A picture is worth 1000 bacteria: creating image-based computer tools to support sustainable production and distribution of drinking water
Participants from HKR: Daniel Einarson, Niklas Gador, Dawit Mengistu
Project coordinator: Lund University (Catherine Paul)
Other partner: Ringsjöverket (Sandy Chan)
Funding support: FORMAS - a government research council for sustainable development
Duration: 2019 - 2021
Status: Finished
Summary:
Drinking water quality is crucial for society, as pointed out by the Swedish Food Agency; "Water is our most important foodstuff". Therefore, it is significantly important to study the quality of the drinking water. Millions of bacterial cells inhabit drinking water treatment plants and the delivery pipes that distribute the water.

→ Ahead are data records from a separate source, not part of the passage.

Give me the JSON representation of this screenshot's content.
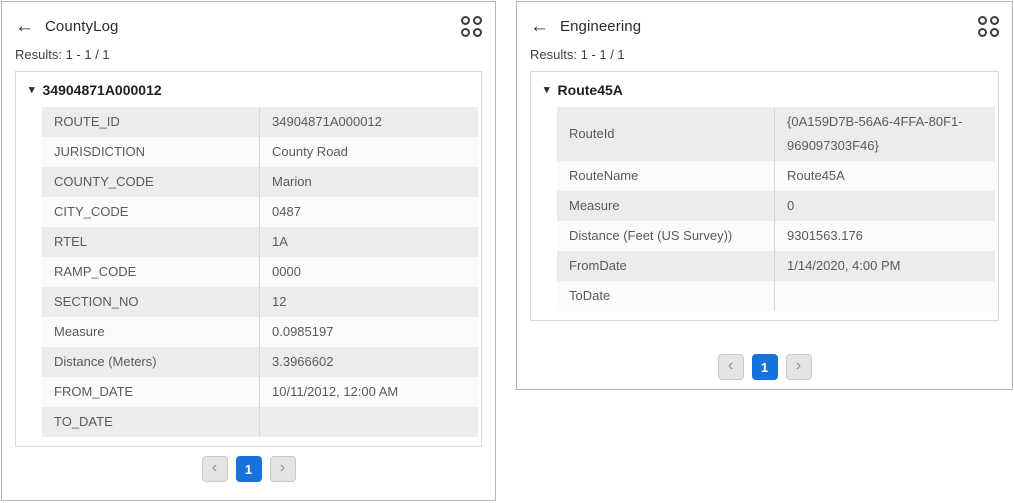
{
  "colors": {
    "accent_blue": "#1673dc",
    "row_alt_bg": "#ececec",
    "row_bg": "#fbfbfb",
    "panel_border": "#b4b4b4"
  },
  "icons": {
    "back_arrow": "←",
    "collapse_triangle": "▾",
    "chevron_left": "‹",
    "chevron_right": "›"
  },
  "panels": [
    {
      "title": "CountyLog",
      "results": "Results: 1 - 1 / 1",
      "feature": {
        "header": "34904871A000012",
        "rows": [
          {
            "label": "ROUTE_ID",
            "value": "34904871A000012"
          },
          {
            "label": "JURISDICTION",
            "value": "County Road"
          },
          {
            "label": "COUNTY_CODE",
            "value": "Marion"
          },
          {
            "label": "CITY_CODE",
            "value": "0487"
          },
          {
            "label": "RTEL",
            "value": "1A"
          },
          {
            "label": "RAMP_CODE",
            "value": "0000"
          },
          {
            "label": "SECTION_NO",
            "value": "12"
          },
          {
            "label": "Measure",
            "value": "0.0985197"
          },
          {
            "label": "Distance (Meters)",
            "value": "3.3966602"
          },
          {
            "label": "FROM_DATE",
            "value": "10/11/2012, 12:00 AM"
          },
          {
            "label": "TO_DATE",
            "value": ""
          }
        ]
      },
      "pagination": {
        "current_page": "1"
      }
    },
    {
      "title": "Engineering",
      "results": "Results: 1 - 1 / 1",
      "feature": {
        "header": "Route45A",
        "rows": [
          {
            "label": "RouteId",
            "value": "{0A159D7B-56A6-4FFA-80F1-969097303F46}"
          },
          {
            "label": "RouteName",
            "value": "Route45A"
          },
          {
            "label": "Measure",
            "value": "0"
          },
          {
            "label": "Distance (Feet (US Survey))",
            "value": "9301563.176"
          },
          {
            "label": "FromDate",
            "value": "1/14/2020, 4:00 PM"
          },
          {
            "label": "ToDate",
            "value": ""
          }
        ]
      },
      "pagination": {
        "current_page": "1"
      }
    }
  ]
}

The Flow Cytometry has traditionally been used to study characteristics of blood cells. Recently, this technique has been introduced in the study of characteristics of bacteria, which improves results of analyses from several days down to ten minutes. The Flow Cytometry generates .fcs files from water samples. Each sample includes several 10 000 of rows, each row corresponding to characteristics of one possible bacterium. Furthermore, one study may contain 100 samples, putting requirements on suitable methods to deal with that amount of data.
In this project, Computer Science methods, such as Machine Learning, and Cloud Computing are used to approach the analysis of huge amounts of data representing possible bacteria at the drinking water treatment plants. To be useful in the daily operation of such treatment plants, the result has to be exposed in user friendly ways at mobile devices, putting requirements on aspects of user experiences.